DOI doesn't store files on disk right now. Everything is in a single S3 bucket, which we could work on to make storage of old files cheaper.

I like DOIs, just working through what would be necessary to change in this case.

nickdos commented 5 years ago

That's all good - better to have more details so we can realistically estimate the work.

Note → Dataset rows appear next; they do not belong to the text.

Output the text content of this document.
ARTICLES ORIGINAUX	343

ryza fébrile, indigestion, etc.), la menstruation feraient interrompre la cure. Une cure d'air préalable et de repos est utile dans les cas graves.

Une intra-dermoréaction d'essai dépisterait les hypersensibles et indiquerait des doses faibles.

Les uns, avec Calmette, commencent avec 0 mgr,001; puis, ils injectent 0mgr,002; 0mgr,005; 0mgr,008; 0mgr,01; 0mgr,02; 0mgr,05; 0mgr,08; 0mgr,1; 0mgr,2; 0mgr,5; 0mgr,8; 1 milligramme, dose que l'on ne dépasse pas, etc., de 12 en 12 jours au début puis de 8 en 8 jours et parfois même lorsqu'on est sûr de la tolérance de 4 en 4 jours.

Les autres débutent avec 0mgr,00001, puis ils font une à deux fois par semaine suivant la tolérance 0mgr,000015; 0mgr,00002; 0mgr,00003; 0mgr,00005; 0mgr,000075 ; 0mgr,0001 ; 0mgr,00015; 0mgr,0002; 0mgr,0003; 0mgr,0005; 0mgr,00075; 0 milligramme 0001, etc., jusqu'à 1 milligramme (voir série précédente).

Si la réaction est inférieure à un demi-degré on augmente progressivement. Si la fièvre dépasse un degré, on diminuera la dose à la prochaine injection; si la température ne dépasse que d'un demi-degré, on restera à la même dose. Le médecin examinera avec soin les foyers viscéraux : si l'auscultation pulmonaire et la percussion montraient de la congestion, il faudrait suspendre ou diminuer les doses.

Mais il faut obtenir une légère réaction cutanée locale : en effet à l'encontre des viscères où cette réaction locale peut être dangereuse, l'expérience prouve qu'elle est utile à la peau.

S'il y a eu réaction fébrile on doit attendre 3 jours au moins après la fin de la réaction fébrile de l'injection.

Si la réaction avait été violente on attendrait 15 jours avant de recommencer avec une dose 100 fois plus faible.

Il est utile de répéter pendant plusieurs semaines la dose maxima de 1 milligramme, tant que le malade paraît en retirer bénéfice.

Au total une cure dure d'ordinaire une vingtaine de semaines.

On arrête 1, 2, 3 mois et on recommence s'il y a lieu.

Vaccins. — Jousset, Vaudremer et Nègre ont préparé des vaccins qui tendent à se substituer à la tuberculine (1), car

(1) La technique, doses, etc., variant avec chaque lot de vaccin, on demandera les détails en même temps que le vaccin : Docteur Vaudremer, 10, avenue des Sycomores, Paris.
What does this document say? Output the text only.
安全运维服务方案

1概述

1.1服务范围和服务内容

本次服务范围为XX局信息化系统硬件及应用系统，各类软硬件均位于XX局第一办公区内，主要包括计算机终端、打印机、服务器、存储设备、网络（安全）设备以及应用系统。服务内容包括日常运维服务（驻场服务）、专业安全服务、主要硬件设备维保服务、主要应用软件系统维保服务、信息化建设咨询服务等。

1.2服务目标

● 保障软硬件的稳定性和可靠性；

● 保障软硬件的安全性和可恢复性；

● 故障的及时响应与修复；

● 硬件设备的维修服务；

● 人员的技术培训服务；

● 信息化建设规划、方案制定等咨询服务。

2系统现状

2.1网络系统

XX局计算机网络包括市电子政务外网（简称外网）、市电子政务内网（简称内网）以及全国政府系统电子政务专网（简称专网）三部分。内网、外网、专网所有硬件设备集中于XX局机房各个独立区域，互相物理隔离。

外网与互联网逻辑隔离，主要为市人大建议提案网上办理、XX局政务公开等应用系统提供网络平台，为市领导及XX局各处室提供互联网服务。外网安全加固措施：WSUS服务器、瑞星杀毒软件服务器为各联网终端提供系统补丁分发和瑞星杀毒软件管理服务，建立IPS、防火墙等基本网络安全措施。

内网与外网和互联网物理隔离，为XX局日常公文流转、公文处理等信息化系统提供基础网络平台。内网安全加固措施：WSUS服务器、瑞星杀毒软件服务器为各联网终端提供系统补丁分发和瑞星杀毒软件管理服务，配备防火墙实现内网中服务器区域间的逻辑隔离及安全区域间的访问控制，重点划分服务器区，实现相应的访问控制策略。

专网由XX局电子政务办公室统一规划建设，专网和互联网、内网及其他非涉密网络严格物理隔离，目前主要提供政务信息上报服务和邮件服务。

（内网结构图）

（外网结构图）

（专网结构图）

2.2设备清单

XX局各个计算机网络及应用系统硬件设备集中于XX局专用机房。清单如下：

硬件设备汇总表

M-Nicholls commented 5 years ago

If we're going to look at the static downloads let's do the whole thing - which static downloads should we produce at what frequency? (do we have download stats for the current set?) what others do we need (e.g. a full ALA dump) I think these should have DOI's UI and UX (how do users find these and when to refer users to them instead of the other functionality) systems architecture for how they are produced

ansell commented 5 years ago

ala-downloads should be currently pushing statistics about record downloads, on a data resource/collection/institution/data provider basis, through to logger.ala.org.au, but I haven't verified that it is actually working:

https://github.com/AtlasOfLivingAustralia/ala-downloads/blob/master/grails-app/services/au/org/ala/downloads/LoggerService.groovy#L13

That linkage is based on the metadata.json file that is produced by biocache-store and stored next to the .zip files on archives.ala.org.au.

Eg,:

https://archives.ala.org.au/archives/exports/Algae/metadata.json

https://archives.ala.org.au/archives/exports/Algae/

Does doi.ala.org.au push statistics to logger.ala.org.au currently? biocache-service is pushing statistics about offline downloads to logger.ala.org.au before DOIs are assigned, but doi.ala.org.au has all of the necessary information in the metadata to enable it to link to logger.ala.org.au in the future.